Le coût très élevé des plaques a contraint depuis longtemps un certain nombre d'artisans à passer par de véritables filières de travail. Dans ce premier cas, le chauffeur de taxi est toujours un artisan, mais il rembourse un montant conséquent à la filière qui lui a procuré sa plaque et il a certaines obligations, plus ou moins légales d'ailleurs, envers elle. Il est fréquent que ces filières s'établissent sur un critère ethnique.
La quatrième catégorie de chauffeurs de taxi possède sa voiture, mais est employée d'une compagnie. La cinquième est employée mais ne possède ni sa plaque ni sa voiture.
En somme, le système est assez complexe et recouvre des situations très différentes aboutissant à des réalités financières et à des revenus très contrastés, mais l'artisan conserve une place dans une organisation que l'on peut qualifier de corporation structurée par une tension entre grandes structures et acteurs indépendants.
À l'arrivée, Paris manque cruellement de taxis aux heures de pointe, et beaucoup de chauffeurs se battent les flancs aux heures creuses. De cette double insatisfaction est née l'observation de Rueff et d'Armand reprise par Attali.

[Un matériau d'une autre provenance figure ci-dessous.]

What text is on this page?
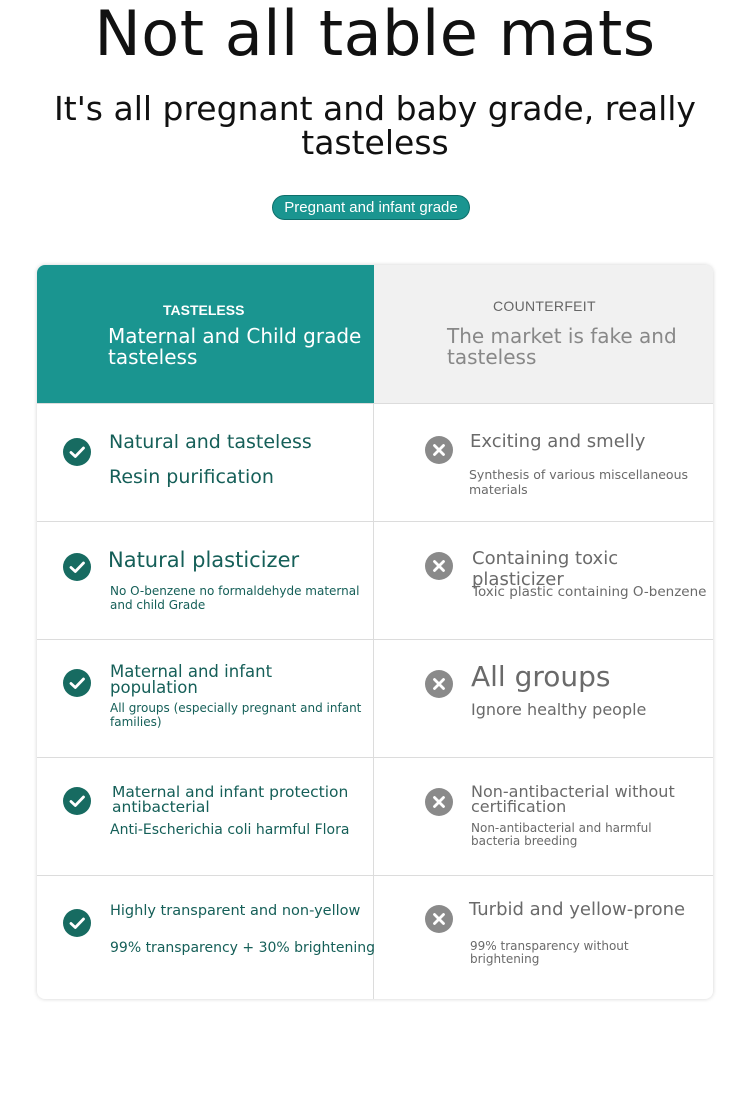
Not all table mats
It's all pregnant and baby grade, really tasteless
Pregnant and infant grade
TASTELESS
Maternal and Child grade tasteless
COUNTERFEIT
The market is fake and tasteless
Natural and tasteless
Resin purification
Exciting and smelly
Synthesis of various miscellaneous materials
Natural plasticizer
No O-benzene no formaldehyde maternal and child Grade
Containing toxic plasticizer
Toxic plastic containing O-benzene
Maternal and infant population
All groups (especially pregnant and infant families)
All groups
Ignore healthy people
Maternal and infant protection antibacterial
Anti-Escherichia coli harmful Flora
Non-antibacterial without certification
Non-antibacterial and harmful bacteria breeding
Highly transparent and non-yellow
99% transparency + 30% brightening
Turbid and yellow-prone
99% transparency without brightening
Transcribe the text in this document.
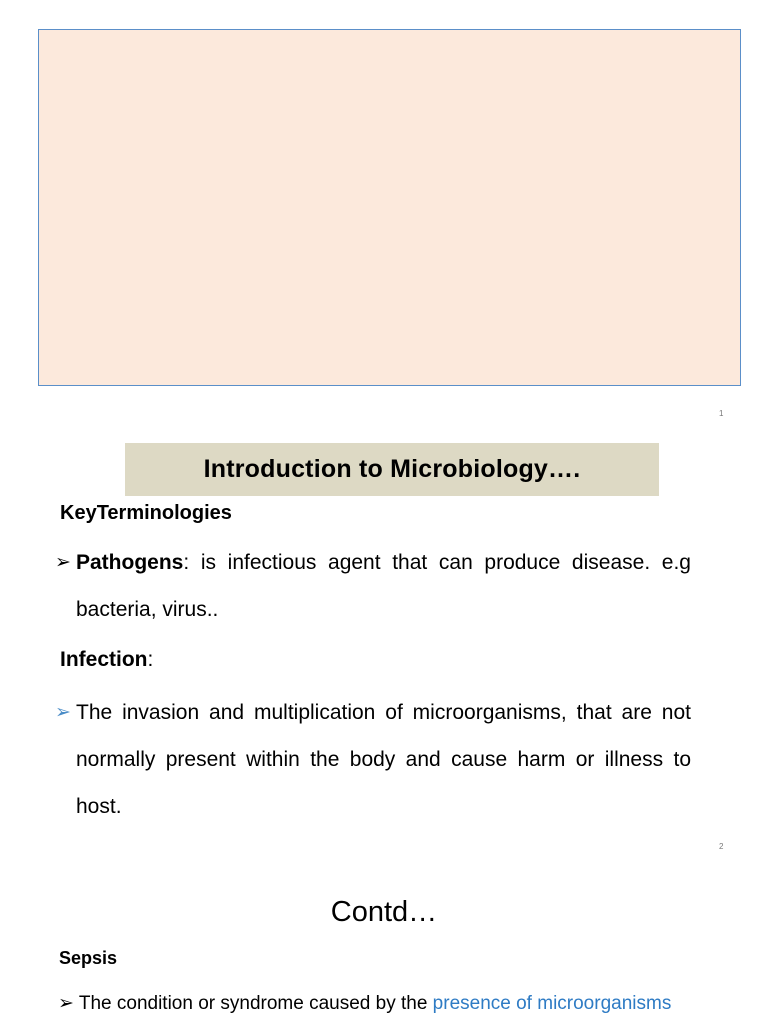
1
Introduction to Microbiology….
KeyTerminologies
➢ Pathogens: is infectious agent that can produce disease. e.g bacteria, virus..
Infection:
➢ The invasion and multiplication of microorganisms, that are not normally present within the body and cause harm or illness to host.
2
Contd…
Sepsis
➢ The condition or syndrome caused by the presence of microorganisms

Il ne faut pas négliger la part de l'idéologie dans l'approche Rueff-Armand-Attali : les libéraux se méfient par principe du système des corporations qu'ils ont d'ailleurs abolies en créant sous la Révolution Française le principe de la "liberté du commerce et de l'industrie", un principe que le XXe siècle a presque entièrement désamorcé.
Libéraliser les taxis sans racheter les plaques serait très injuste. Or leur valeur se chiffre en milliards et l'État est, sinon pauvre, du moins impécunieux. Donc pas question de racheter. Peut-on alors simplement autoriser plusieurs chauffeurs à se partager une plaque et organiser une régulation du trafic en temps réel en fonction des besoins qui se présentent ? Cela serait un minimum, car le fonctionnement actuel relève de l'âge des cavernes. Mais cela constitue une évidente régression de liberté pour les artisans.
Sauf que... sauf que l'affaire Uber montre que la régulation informatique/internet et la liberté du chauffeur sont extrêmement compatibles. L'uberisation des taxis parisiens pourrait donc avoir un avantage.
Mais à l'inverse, l'uberisation prouve que dans notre monde économique, la liberté totale profite moins à l'artisan qu'à des géants, en général américains, très adeptes de la défiscalisation. Le souvenir des taxis de la Marne peut alors nous rappeler que les taxis parisiens, ce n'est pas qu'affaire d'argent, d'artisanat et de commerce, mais qu'il peut s'agir de notre survie.